In 1974, Dahrendorf returned to academia. For ten years, he was the Director of the LSE, his principal alma mater, the first foreign director of this reputed institution. LSE later introduced the Dahrendorf Scholarship, named in his honour, to assist LSE students from developing countries. After two short stints in Konstanz and New York, he became Warden of St. Anthony's College at Oxford in 1988, a position he held for another ten years. During his years in London and Oxford, he firmly integrated not only in the academic and public life, but also in the society of his second home, Great Britain.

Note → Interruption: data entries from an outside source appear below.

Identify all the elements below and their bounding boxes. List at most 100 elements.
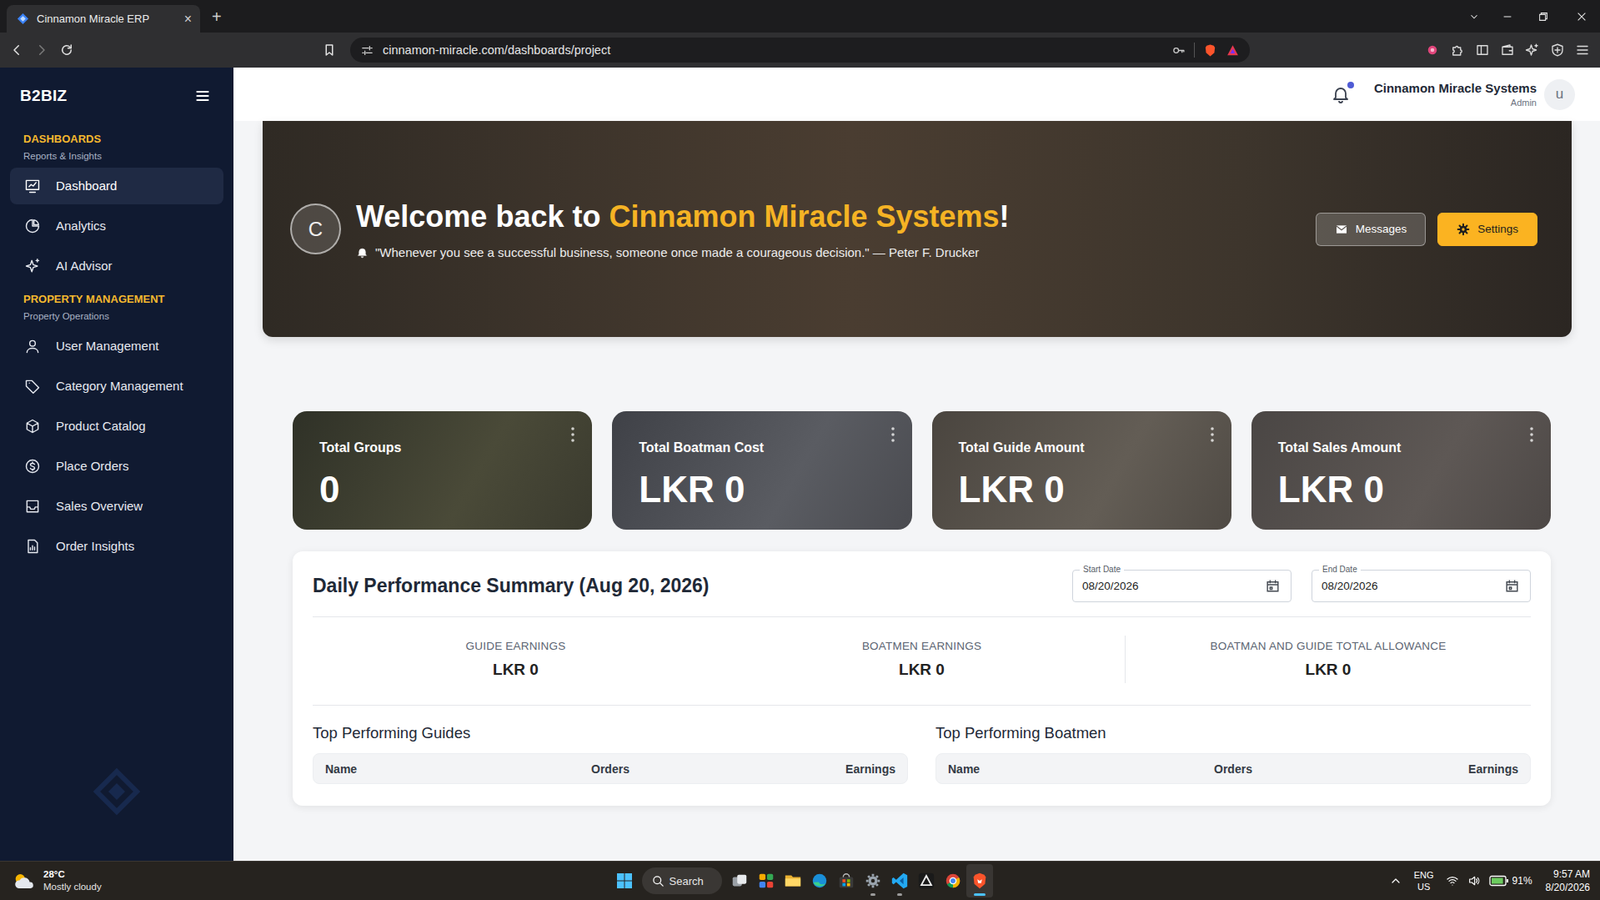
sidebar-item-label: Order Insights [55,538,135,554]
new-tab-button[interactable]: + [211,8,222,26]
user-info[interactable]: Cinnamon Miracle SystemsAdmin [1374,80,1537,109]
rewards-triangle-icon[interactable] [1225,43,1240,58]
restore-button[interactable] [1524,0,1563,33]
sidebar-item[interactable]: Product Catalog [10,407,224,445]
start-button[interactable] [607,863,642,898]
taskbar-app[interactable] [859,863,887,898]
region: US [1417,880,1430,893]
sidebar-item[interactable]: User Management [10,327,224,365]
calendar-icon[interactable] [1264,577,1281,594]
unread-dot [1347,81,1355,89]
section-subtitle: Reports & Insights [0,150,234,162]
date-field[interactable]: End Date08/20/2026 [1311,569,1531,602]
menu-item-icon [24,457,41,475]
tab-list-button[interactable] [1457,0,1491,33]
sidebar-toggle-button[interactable] [1469,37,1495,63]
taskbar-app[interactable] [939,863,967,898]
taskbar-app[interactable] [806,863,833,898]
menu-item-icon [24,217,41,235]
vpn-button[interactable] [1544,37,1570,63]
stat-value: LKR 0 [958,469,1205,510]
metric-label: GUIDE EARNINGS [466,638,567,653]
brave-shield-icon[interactable] [1203,43,1218,58]
browser-tab[interactable]: Cinnamon Miracle ERP× [6,5,201,33]
clock[interactable]: 9:57 AM8/20/2026 [1545,867,1590,894]
sidebar-item[interactable]: Analytics [10,207,224,245]
minimize-button[interactable] [1490,0,1525,33]
extensions-button[interactable] [1444,37,1470,63]
banner-buttons: Messages Settings [1315,212,1538,246]
taskbar-app[interactable] [966,863,994,898]
sidebar-item[interactable]: Dashboard [10,167,224,205]
forward-button[interactable] [29,37,55,63]
banner-button[interactable]: Settings [1437,212,1538,246]
more-options-icon[interactable] [890,426,896,443]
hamburger-icon[interactable] [194,87,211,105]
notifications-button[interactable] [1330,84,1351,105]
more-options-icon[interactable] [1529,426,1535,443]
sidebar-item-label: Dashboard [55,178,117,194]
sidebar-item[interactable]: Place Orders [10,447,224,485]
leo-ai-button[interactable] [1519,37,1545,63]
taskbar-app[interactable] [832,863,860,898]
close-window-button[interactable] [1562,0,1600,33]
sidebar-item[interactable]: Order Insights [10,527,224,565]
metric: GUIDE EARNINGSLKR 0 [312,635,719,683]
chevron-up-icon[interactable] [1389,873,1403,888]
column-header[interactable]: Orders [1138,762,1329,776]
speaker-icon[interactable] [1467,873,1481,888]
language-indicator[interactable]: ENGUS [1410,868,1438,893]
running-indicator [897,892,903,896]
tab-close-button[interactable]: × [184,12,192,26]
column-header[interactable]: Earnings [705,762,896,776]
menu-item-icon [24,537,41,555]
company-avatar: C [290,203,342,255]
browser-menu-button[interactable] [1569,37,1595,63]
shield-icon [1549,42,1565,58]
sidebar-item[interactable]: AI Advisor [10,247,224,285]
calendar-icon[interactable] [1504,577,1520,594]
column-header[interactable]: Name [325,762,516,776]
address-bar[interactable]: cinnamon-miracle.com/dashboards/project [350,37,1250,63]
metric-label: BOATMEN EARNINGS [862,638,982,653]
stat-value: 0 [319,469,566,510]
sidebar-items: Dashboard Analytics AI Advisor [0,167,234,285]
more-options-icon[interactable] [570,426,576,443]
back-button[interactable] [4,37,30,63]
column-header[interactable]: Earnings [1328,762,1519,776]
banner-button[interactable]: Messages [1315,212,1427,246]
taskbar-search[interactable]: Search [642,867,723,894]
sidebar-item[interactable]: Sales Overview [10,487,224,525]
stat-cards: Total Groups0Total Boatman CostLKR 0Tota… [292,411,1551,530]
wallet-button[interactable] [1494,37,1520,63]
taskbar-app[interactable] [912,863,940,898]
weather-widget[interactable]: 28°CMostly cloudy [0,867,608,893]
wifi-icon[interactable] [1445,873,1460,888]
taskbar-app[interactable] [779,863,807,898]
taskbar-app[interactable] [886,863,913,898]
date-field[interactable]: Start Date08/20/2026 [1072,569,1292,602]
taskbar-app[interactable] [726,863,753,898]
system-tray: ENGUS 91% 9:57 AM8/20/2026 [993,867,1600,894]
user-avatar[interactable]: u [1544,79,1575,111]
table-title: Top Performing Guides [312,723,908,743]
sidebar-item[interactable]: Category Management [10,367,224,405]
column-header[interactable]: Orders [515,762,706,776]
reload-button[interactable] [54,37,80,63]
more-options-icon[interactable] [1209,426,1215,443]
menu-item-icon [24,257,41,275]
quote-row: "Whenever you see a successful business,… [356,245,1010,261]
extension-button[interactable] [1419,37,1445,63]
menu-item-icon [24,337,41,355]
running-indicator [870,892,876,896]
taskbar-app[interactable] [752,863,780,898]
welcome-text: Welcome back to Cinnamon Miracle Systems… [356,198,1010,261]
battery-indicator[interactable]: 91% [1489,874,1533,887]
bookmark-button[interactable] [316,37,342,63]
sidebar-item-label: User Management [55,338,159,354]
stat-title: Total Groups [319,439,566,457]
sidebar-item-label: AI Advisor [55,258,113,274]
battery-percent: 91% [1512,874,1533,887]
column-header[interactable]: Name [947,762,1139,776]
gear-icon [1456,222,1470,236]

Queen Elizabeth elevated him to "Knight Commander of the British Empire" (KBE) in 1982. After acquiring British citizenship in 1988, he was finally granted a Life Peerage in 1993. Sir Ralf choose the designation Baron Dahrendorf of Clare Market in the City of Westminster, under which he now was a member of the House of Lords – one of the very few personalities in European history to become a parliamentarian in two different countries.
This is not the place to give an even rough overview about the academic achievements and credentials Ralf Dahrendorf accomplished in his life time. Suffice to state that his early works on Social Class and Class Conflict in the Industrial Society and Society and Democracy in Germany introduced new and arguably more adequate concepts to understand structures, roles and changes in modern society. Throughout his work, the realization of freedom under the conditions of modernity remained his normative yardstick. Influenced foremost, as he himself stated, by Karl Popper, Raymond Aron and Isaiah Berlin, he was a stern defender of free, pluralistic and open forms of governance – in short, of liberal democracy. In his numerous books, essays and articles he commented for more than 50 years on the challenges and opportunities of liberal democracy in the political and social development of Europe and the world.
Ralf Dahrendorf belongs to the intellectual heritage of Europe, foremost of his two homes, Germany and Great Britain. Though in his later years, he found his principle personal and intellectual environment in Great Britain, he never lost his German roots. We note with pride and gratitude that Ralf Dahrendorf, throughout the years, maintained his contacts and links with the Friedrich-Naumann-Stiftung für die Freiheit. For several years he had served on the Board of the Foundation, before becoming Chairman from 1983 to 1987. On the occasion of the 50th Anniversary of the Foundation in 2008, the Lord accepted to hold the Keynote Speech in the Bundestag in Bonn. Only a few weeks ago, the Foundation honoured Lord Ralf Dahrendorf at the occasion of his 80th birthday with a Symposium – aptly organized in the premises of the British Embassy in Berlin – whose title summarized Dahrendorf's political message: "For a Europe of the Free Citizen". Sadly, this was to be the last public event of the Foundation with one of the most eminent liberals of our time. As Dr. Wolfgang Gerhardt, Chairman of the Foundation, stated in his obituary: "His initiatives provided a compass to the Foundation, his personality gave it a profile. Lord Dahrendorf will not be forgotten, we are grieved that we lost him."